We determined focal mechanism solutions of 627 earthquakes of magnitude M ≥ 3.0 in Yunnan from January 2008 to May 2018 by using broadband waveforms recorded by 287 permanent and temporary regional stations. The results clearly revealed predominantly strike-slip faulting characteristics for earthquakes in Yunnan, with focal depths concentrated in the top 10 km of the crust. The earthquake mechanisms obtained were combined with the global centroid moment tensor solutions of 80 additional earthquakes from 1976 to 2016 to invert for the regional variations of stress field orientation by using a damped regional-scale stress inversion scheme.
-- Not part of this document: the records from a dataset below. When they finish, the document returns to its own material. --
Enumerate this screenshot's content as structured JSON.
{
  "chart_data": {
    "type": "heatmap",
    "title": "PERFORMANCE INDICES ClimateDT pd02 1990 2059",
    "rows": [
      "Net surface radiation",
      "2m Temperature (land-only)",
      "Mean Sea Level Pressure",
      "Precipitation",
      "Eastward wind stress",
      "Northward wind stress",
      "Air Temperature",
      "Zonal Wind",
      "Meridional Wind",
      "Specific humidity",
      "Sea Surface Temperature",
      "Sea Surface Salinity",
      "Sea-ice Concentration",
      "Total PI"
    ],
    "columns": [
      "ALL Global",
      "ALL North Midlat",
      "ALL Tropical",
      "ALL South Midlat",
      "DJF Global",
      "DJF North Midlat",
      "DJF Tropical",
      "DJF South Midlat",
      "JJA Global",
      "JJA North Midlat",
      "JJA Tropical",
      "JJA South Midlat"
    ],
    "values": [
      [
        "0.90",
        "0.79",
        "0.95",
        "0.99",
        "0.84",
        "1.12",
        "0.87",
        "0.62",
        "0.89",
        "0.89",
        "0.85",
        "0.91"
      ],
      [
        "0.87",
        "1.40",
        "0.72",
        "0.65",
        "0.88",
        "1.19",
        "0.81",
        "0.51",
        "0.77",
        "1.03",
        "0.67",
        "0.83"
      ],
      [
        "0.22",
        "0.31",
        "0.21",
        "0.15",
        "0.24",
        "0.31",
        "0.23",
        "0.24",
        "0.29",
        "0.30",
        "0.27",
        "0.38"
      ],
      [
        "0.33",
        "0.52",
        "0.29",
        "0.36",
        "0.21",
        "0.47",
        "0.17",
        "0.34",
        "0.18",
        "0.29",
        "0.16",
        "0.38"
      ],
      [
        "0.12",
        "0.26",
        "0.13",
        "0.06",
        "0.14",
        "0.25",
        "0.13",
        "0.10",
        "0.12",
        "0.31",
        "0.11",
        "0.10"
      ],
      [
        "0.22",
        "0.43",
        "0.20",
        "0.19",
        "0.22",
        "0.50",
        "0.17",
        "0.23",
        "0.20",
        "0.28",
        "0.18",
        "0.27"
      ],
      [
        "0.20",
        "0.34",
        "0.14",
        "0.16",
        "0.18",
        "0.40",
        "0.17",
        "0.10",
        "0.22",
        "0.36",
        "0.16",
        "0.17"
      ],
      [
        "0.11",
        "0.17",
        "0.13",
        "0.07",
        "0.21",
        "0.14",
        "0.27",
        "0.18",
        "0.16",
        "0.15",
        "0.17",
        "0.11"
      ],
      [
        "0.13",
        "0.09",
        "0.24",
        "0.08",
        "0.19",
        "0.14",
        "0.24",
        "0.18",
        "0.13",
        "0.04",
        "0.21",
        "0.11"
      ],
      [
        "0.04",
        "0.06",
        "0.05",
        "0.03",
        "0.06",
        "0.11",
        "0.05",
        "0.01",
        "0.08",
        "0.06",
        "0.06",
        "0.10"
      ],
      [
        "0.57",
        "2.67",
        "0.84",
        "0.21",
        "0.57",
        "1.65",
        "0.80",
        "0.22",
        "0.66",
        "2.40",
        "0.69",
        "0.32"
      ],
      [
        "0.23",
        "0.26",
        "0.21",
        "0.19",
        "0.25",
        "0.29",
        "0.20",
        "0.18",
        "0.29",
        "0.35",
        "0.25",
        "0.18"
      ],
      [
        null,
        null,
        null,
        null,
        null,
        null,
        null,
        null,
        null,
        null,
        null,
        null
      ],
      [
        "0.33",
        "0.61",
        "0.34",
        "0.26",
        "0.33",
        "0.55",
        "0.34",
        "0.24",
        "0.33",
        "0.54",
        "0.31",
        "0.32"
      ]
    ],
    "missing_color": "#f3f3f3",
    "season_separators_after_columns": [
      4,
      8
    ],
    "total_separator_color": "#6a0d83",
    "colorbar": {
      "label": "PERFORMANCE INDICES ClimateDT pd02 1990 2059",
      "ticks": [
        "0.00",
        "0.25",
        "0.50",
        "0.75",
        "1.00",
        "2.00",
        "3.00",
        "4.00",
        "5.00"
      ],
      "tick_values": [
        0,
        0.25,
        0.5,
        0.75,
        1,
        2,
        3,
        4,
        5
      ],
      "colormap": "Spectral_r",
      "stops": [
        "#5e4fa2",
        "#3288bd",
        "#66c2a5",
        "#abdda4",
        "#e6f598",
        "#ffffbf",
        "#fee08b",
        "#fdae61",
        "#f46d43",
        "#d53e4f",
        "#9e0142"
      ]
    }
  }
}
Results of the stress field inversion confirmed that the Yunnan region is under a strike–slip stress regime, with both maximum and minimum stress axes being nearly horizontal. The maximum compressional axes are primarily oriented in a northwest-southeast direction, and they experience a clockwise rotation from north to south, whereas the maximum extensional axes are oriented largely northeast-southwest. The maximum compressional axes are in line with the global positioning system–inferred horizontal velocity field and the southeastward escape of the Sichuan–Yunnan Rhombic Block, whereas the maximum extensional axes are consistent with anisotropy derived from SKS splitting. Against the strike–slip background, normal faulting stress regimes can be seen in the Tengchong volcanic area as well as in other areas with complex crisscrossing fault zones.